The rule laid down by Hamilton v. Lanning, that adjustments may be made for changes to a debtor’s income and expenses that are known or virtually certain as of confirmation, applicable to the projected disposable income determination, does not apply to the “applicable commitment period” determination, which is determined by the historical information referred to in section 101(10A). A loss of income is properly taken into account in determining projected disposable income, but must be ignored for purposes of determining a debtor’s above/below-median status and the “applicable commitment period.”
The objection to confirmation filed by BRIAN will be allowed and confirmation of the Amended Plan will be denied. The DEBTOR will be given twenty-one (21) days to file a Second Amended Plan providing a term of 60 months which may address any anticipated change in her income due to pension payments or otherwise.

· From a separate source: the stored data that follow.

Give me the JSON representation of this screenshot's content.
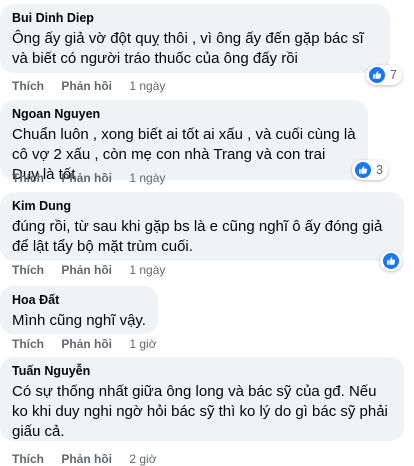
{
  "comments": [
    {
      "author": "Bui Dinh Diep",
      "text": "Ông ấy giả vờ đột quỵ thôi , vì ông ấy đến gặp bác sĩ và biết có người tráo thuốc của ông đấy rồi",
      "like_label": "Thích",
      "reply_label": "Phản hồi",
      "time": "1 ngày",
      "reaction": {
        "icon": "like-icon",
        "count": "7"
      }
    },
    {
      "author": "Ngoan Nguyen",
      "text": "Chuẩn luôn , xong biết ai tốt ai xấu , và cuối cùng là cô vợ 2 xấu , còn mẹ con nhà Trang và con trai Duy là tốt",
      "like_label": "Thích",
      "reply_label": "Phản hồi",
      "time": "1 ngày",
      "reaction": {
        "icon": "like-icon",
        "count": "3"
      }
    },
    {
      "author": "Kim Dung",
      "text": "đúng rồi, từ sau khi gặp bs là e cũng nghĩ ô ấy đóng giả để lật tẩy bộ mặt trùm cuối.",
      "like_label": "Thích",
      "reply_label": "Phản hồi",
      "time": "1 ngày",
      "reaction": {
        "icon": "like-icon",
        "count": ""
      }
    },
    {
      "author": "Hoa Đất",
      "text": "Mình cũng nghĩ vậy.",
      "like_label": "Thích",
      "reply_label": "Phản hồi",
      "time": "1 giờ"
    },
    {
      "author": "Tuấn Nguyễn",
      "text": "Có sự thống nhất giữa ông long và bác sỹ của gđ. Nếu ko khi duy nghi ngờ hỏi bác sỹ thì ko lý do gì bác sỹ phải giấu cả.",
      "like_label": "Thích",
      "reply_label": "Phản hồi",
      "time": "2 giờ"
    }
  ],
  "colors": {
    "bubble": "#f0f2f5",
    "like_blue": "#1877f2",
    "secondary_text": "#65676b"
  }
}
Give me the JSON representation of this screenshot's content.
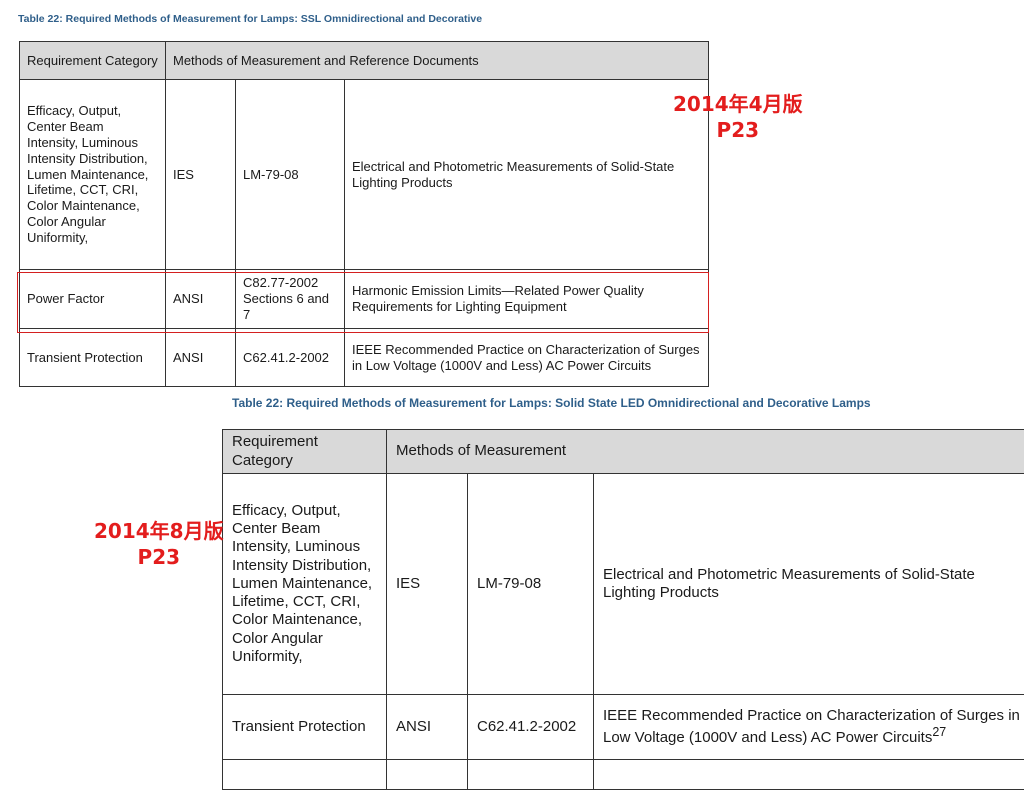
{
  "table1": {
    "caption": "Table 22: Required Methods of Measurement for Lamps: SSL Omnidirectional and Decorative",
    "header": {
      "col1": "Requirement Category",
      "col2": "Methods of Measurement and Reference Documents"
    },
    "rows": [
      {
        "category": "Efficacy, Output, Center Beam Intensity, Luminous Intensity Distribution, Lumen Maintenance, Lifetime, CCT, CRI, Color Maintenance, Color Angular Uniformity,",
        "org": "IES",
        "doc": "LM-79-08",
        "title": "Electrical and Photometric Measurements of Solid-State Lighting Products"
      },
      {
        "category": "Power Factor",
        "org": "ANSI",
        "doc": "C82.77-2002 Sections 6 and 7",
        "title": "Harmonic Emission Limits—Related Power Quality Requirements for Lighting Equipment"
      },
      {
        "category": "Transient Protection",
        "org": "ANSI",
        "doc": "C62.41.2-2002",
        "title": "IEEE Recommended Practice on Characterization of Surges in Low Voltage (1000V and Less) AC Power Circuits"
      }
    ]
  },
  "table2": {
    "caption": "Table 22: Required Methods of Measurement for Lamps: Solid State LED Omnidirectional and Decorative Lamps",
    "header": {
      "col1": "Requirement Category",
      "col2": "Methods of Measurement"
    },
    "rows": [
      {
        "category": "Efficacy, Output, Center Beam Intensity, Luminous Intensity Distribution, Lumen Maintenance, Lifetime, CCT, CRI, Color Maintenance, Color Angular Uniformity,",
        "org": "IES",
        "doc": "LM-79-08",
        "title": "Electrical and Photometric Measurements of Solid-State Lighting Products"
      },
      {
        "category": "Transient Protection",
        "org": "ANSI",
        "doc": "C62.41.2-2002",
        "title": "IEEE Recommended Practice on Characterization of Surges in Low Voltage (1000V and Less) AC Power Circuits",
        "footnote": "27"
      }
    ]
  },
  "annotations": {
    "april": {
      "line1": "2014年4月版",
      "line2": "P23"
    },
    "august": {
      "line1": "2014年8月版",
      "line2": "P23"
    }
  },
  "colors": {
    "annotation_red": "#e31d1d",
    "highlight_border": "#d42020",
    "caption_blue": "#2f5f8a",
    "header_gray": "#d9d9d9"
  }
}
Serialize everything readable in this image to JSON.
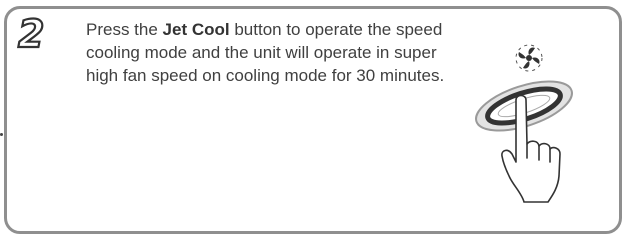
{
  "step": {
    "number": "2",
    "text_before": "Press the ",
    "button_name": "Jet Cool",
    "text_after": " button to operate the speed cooling mode and the unit will operate in super high fan speed on cooling mode for 30 minutes."
  },
  "illustration": {
    "icons": [
      "fan-swirl-icon",
      "oval-button-icon",
      "pointing-hand-icon"
    ]
  }
}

This Opinion constitutes this Court’s findings of fact and conclusions of law in accordance with Federal Rule of Bankruptcy Procedure 7052. A separate Order will be entered.
. Chapter 13 plans now routinely provide that the debtor will pay to the trustee a set monthly amount for a set duration between 36 months and 60 months. If the multiplier interpretation was correct, debtors would presumably begin to propose plans with no stated durational term, since duration would no longer be a condition of confirmation. Nothing indicates Congress intended this result.
. This result is consistent with the use of the same term in section 1329(c) under which a plan modification "may not provide for payments over a period that expires after the applicable commitment period under section 1325(b)(1)(B)....” See In re Dew, 344 B.R. 655, 661 (Bankr.N.D.Ala.2006) (reasoning it is impossible to conclude that the term means something other than a defined length of time for payments to be made under a plan).
. As noted by the Sixth and Eleventh Circuits, the applicable commitment period "shall be” 3 or 5 years, based solely on the "current monthly income” of the debtor and his spouse, under §§ 1325(b)(4) and 101(10A), not on the debtor having positive projected disposable income. Tennyson, 611 F.3d at 877; Baud, 634 F.3d at 350.
. Rejecting the mechanical approach to determining a chapter 13 debtor's projected disposable income, the court noted that where the debtor's income increases postpetition the mechanical approach would "deny creditors payments that the debtor could easily make," characterizing that as a "senseless result” that Congress could not have intended. Hamilton v. Lanning, 130 S.Ct. at 2475-76.
. Construing the statute to provide for an exception to the 5-year term required of above-median filers for those with zero or negative disposable income on line 59 would impermissibly create an unwritten exception to the broadly stated rule chosen by Congress. Freytag v. C.I.R., 501 U.S. 868, 874, 111 S.Ct. 2631, 115 L.Ed.2d 764 (1991) (courts are not at liberty to create a statutory exception where Congress has declined to do so); Crawford v. Indiana Dept. of Corrections, 115 F.3d 481, 484 (7th Cir.1997).